I have a John Deere rider with a 14.5 HP Kawasaki engine. Does anyone have a manual for this? The only engine # I see is Family - SKA 423u1g2ra and code - fc420vc43462. Any help would be appreciated. 
Thanks,
Tom


----------



## 30yearTech (Sep 14, 2006)

You can look up Kawasaki engine parts on line at

http://www.buykawpower.com/kmcb2c/Menu?action=CatalogB2B


----------



## Tom Tilson 111 (Dec 11, 2006)

Hey, thanks a lot Ken!
Tom


----------



## Tom Tilson 111 (Dec 11, 2006)

*Kawasaki 14 HP*

I tried that site but it did not have my engine listed. # FC420V-ES10 
Thanks anyway!


----------



## 30yearTech (Sep 14, 2006)

That engine is an OEM specified engine, while many of the parts are interchangeable with other Kawasaki engines they won't tell you. I see it's on a John Deere.
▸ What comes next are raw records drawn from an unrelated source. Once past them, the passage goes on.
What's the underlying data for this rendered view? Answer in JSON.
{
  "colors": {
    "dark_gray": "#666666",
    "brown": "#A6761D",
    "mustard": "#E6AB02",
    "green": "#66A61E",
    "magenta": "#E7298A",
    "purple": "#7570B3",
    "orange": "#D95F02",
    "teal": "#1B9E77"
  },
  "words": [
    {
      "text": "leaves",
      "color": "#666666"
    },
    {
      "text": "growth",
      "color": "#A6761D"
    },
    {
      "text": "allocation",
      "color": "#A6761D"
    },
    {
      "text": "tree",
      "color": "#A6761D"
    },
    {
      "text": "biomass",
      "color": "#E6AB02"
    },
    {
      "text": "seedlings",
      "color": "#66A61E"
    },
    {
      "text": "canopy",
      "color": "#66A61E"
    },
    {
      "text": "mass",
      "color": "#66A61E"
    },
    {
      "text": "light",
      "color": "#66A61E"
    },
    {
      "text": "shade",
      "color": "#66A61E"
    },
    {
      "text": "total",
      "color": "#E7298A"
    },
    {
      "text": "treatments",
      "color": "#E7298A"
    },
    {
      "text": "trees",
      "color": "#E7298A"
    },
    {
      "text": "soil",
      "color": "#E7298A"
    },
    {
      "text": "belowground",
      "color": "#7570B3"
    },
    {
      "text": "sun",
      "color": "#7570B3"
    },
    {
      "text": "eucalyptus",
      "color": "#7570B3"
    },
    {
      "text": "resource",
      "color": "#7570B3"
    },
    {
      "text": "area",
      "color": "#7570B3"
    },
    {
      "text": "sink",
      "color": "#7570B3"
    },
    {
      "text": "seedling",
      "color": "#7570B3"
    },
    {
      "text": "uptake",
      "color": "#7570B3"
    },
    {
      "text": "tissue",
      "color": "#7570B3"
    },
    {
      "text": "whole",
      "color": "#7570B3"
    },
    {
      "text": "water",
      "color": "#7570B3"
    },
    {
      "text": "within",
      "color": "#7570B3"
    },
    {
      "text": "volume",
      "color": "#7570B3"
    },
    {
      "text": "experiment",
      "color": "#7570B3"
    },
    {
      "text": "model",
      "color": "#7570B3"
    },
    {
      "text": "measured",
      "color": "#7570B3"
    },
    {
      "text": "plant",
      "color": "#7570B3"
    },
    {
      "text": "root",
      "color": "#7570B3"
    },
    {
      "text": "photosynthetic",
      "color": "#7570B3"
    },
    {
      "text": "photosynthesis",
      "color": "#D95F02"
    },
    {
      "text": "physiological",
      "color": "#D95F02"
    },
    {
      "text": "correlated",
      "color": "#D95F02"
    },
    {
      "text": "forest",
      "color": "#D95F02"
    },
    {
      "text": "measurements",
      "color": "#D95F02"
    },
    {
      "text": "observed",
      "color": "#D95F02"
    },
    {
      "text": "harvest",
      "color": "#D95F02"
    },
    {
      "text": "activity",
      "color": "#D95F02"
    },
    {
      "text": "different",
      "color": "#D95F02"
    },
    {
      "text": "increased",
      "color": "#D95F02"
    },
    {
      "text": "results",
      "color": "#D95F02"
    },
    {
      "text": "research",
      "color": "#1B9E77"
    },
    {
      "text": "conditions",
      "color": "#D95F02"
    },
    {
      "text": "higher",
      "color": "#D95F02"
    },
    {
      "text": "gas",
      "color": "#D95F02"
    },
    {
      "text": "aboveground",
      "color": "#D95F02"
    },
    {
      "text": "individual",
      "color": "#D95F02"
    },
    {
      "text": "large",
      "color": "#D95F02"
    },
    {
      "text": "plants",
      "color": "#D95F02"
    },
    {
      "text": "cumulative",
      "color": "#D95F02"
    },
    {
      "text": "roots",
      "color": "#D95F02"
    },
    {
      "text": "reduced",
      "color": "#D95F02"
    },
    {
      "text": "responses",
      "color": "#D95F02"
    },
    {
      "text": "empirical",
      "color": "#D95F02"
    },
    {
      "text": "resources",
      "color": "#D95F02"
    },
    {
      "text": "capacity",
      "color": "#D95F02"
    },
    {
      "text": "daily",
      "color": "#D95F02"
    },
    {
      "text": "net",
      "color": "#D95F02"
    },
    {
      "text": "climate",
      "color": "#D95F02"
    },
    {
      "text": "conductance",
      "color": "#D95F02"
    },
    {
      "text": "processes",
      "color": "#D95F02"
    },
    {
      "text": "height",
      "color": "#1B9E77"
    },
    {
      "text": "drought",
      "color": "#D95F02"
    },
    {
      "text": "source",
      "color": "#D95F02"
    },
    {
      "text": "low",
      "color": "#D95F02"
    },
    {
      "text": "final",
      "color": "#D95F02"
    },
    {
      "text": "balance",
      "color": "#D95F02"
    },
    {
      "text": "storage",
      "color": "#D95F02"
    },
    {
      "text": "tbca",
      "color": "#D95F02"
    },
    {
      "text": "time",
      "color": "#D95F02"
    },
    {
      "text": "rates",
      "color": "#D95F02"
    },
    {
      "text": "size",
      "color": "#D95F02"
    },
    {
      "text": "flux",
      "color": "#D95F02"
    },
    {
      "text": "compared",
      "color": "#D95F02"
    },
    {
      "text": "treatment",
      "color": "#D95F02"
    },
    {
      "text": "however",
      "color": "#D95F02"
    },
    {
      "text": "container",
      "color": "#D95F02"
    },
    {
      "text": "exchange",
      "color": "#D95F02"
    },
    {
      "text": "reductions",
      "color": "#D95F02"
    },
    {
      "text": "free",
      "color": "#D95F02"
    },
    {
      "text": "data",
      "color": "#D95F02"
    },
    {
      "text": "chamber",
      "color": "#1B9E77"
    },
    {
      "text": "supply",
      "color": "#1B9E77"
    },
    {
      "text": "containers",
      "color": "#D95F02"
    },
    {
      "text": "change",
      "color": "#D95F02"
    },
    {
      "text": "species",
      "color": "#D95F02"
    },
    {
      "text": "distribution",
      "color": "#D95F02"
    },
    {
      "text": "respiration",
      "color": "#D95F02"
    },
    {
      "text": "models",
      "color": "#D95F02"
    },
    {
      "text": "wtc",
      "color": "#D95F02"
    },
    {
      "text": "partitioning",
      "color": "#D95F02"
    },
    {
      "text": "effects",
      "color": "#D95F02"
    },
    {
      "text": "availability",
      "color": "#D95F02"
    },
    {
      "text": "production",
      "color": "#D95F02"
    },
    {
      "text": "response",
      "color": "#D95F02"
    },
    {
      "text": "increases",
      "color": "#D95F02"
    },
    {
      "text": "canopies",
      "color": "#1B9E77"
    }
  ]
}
You can find parts diagrams at the John Deere website and depending on the specific parts you need you can probably obtain them at any Kawasaki dealer as only a few specific parts are probably different or special to your engine.

You will probably have to look your engine up with the John Deere Model number

http://jdpc.deere.com/jdpc/servlet/com.deere.u90490.partscatalog.view.servlets.HomePageServlet_Alt


----------



## Tom Tilson 111 (Dec 11, 2006)

Thanks 30yrtech, I'll try that.


----------